If you're evaluating work at a startup, look at it like you're your agent:

1) What's the comp package? Equity, unless very significant, is basically a deferred bonus that you can't count on. Don't overrate it.

2) What skills will you get to develop? It's usually not worth taking a lower salary for X,000 shares of "i don't know". But it can absolutely be worth taking a lower salary now in exchange for higher skills later.


> Lastly one of the biggest lessons someone pointed out to me is we teach other people how to treat us. If someone calls you at 10pm at night and asks you to do something and you do it. You have just confirmed to that person this is ok.

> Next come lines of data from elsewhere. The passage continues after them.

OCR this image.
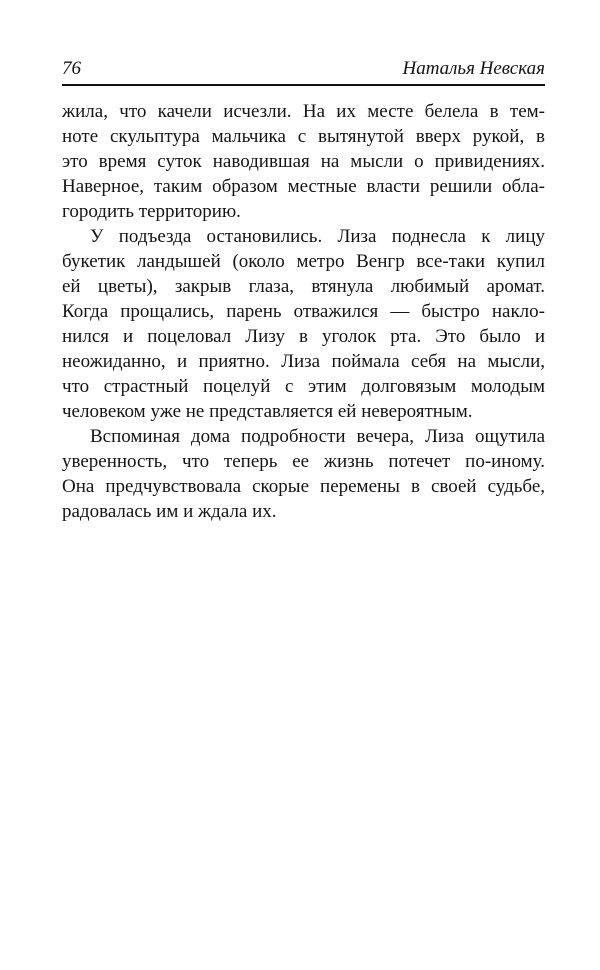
76	Наталья Невская
жила, что качели исчезли. На их месте белела в тем-
ноте скульптура мальчика с вытянутой вверх рукой, в
это время суток наводившая на мысли о привидениях.
Наверное, таким образом местные власти решили обла-
городить территорию.
У подъезда остановились. Лиза поднесла к лицу
букетик ландышей (около метро Венгр все-таки купил
ей цветы), закрыв глаза, втянула любимый аромат.
Когда прощались, парень отважился — быстро накло-
нился и поцеловал Лизу в уголок рта. Это было и
неожиданно, и приятно. Лиза поймала себя на мысли,
что страстный поцелуй с этим долговязым молодым
человеком уже не представляется ей невероятным.
Вспоминая дома подробности вечера, Лиза ощутила
уверенность, что теперь ее жизнь потечет по-иному.
Она предчувствовала скорые перемены в своей судьбе,
радовалась им и ждала их.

So true! I still did it after vehemently expressing my displeasure and taking my manager's word that it was "just this time only" -- then he did the same thing the next week!

After that experience, I'd much rather risk getting fired than subject myself to that sort of abuse repeatedly.


> if you have the financial risk tolerance to work at a startup, why not start your own company instead?

I don't think I'm ready for that yet, and I'd like to think that working at a startup will better prepare me for starting my own.

What really sent me down this path was PG's comment suggesting that "you can titrate the amount of startupness you get in your job by the size of the company you join." (https://news.ycombinator.com/item?id=1346224) It's not a binary decision, but a sliding scale.


> By the way, my friend had an offer at a VC darling, for 60% of the salary he was making but about 0.25% of the company. When he asked if there were preferences against that equity, the offer was rescinded. I don't know if this is normal, but it is telling.

This is disturbing, but it does seem like he dodged a bullet there.

I'll corroborate that I had an offer rescinded when I tried to negotiate salary and benefits... but this was not a startup. Do companies that behave like this think that everyone is desperate to work for them?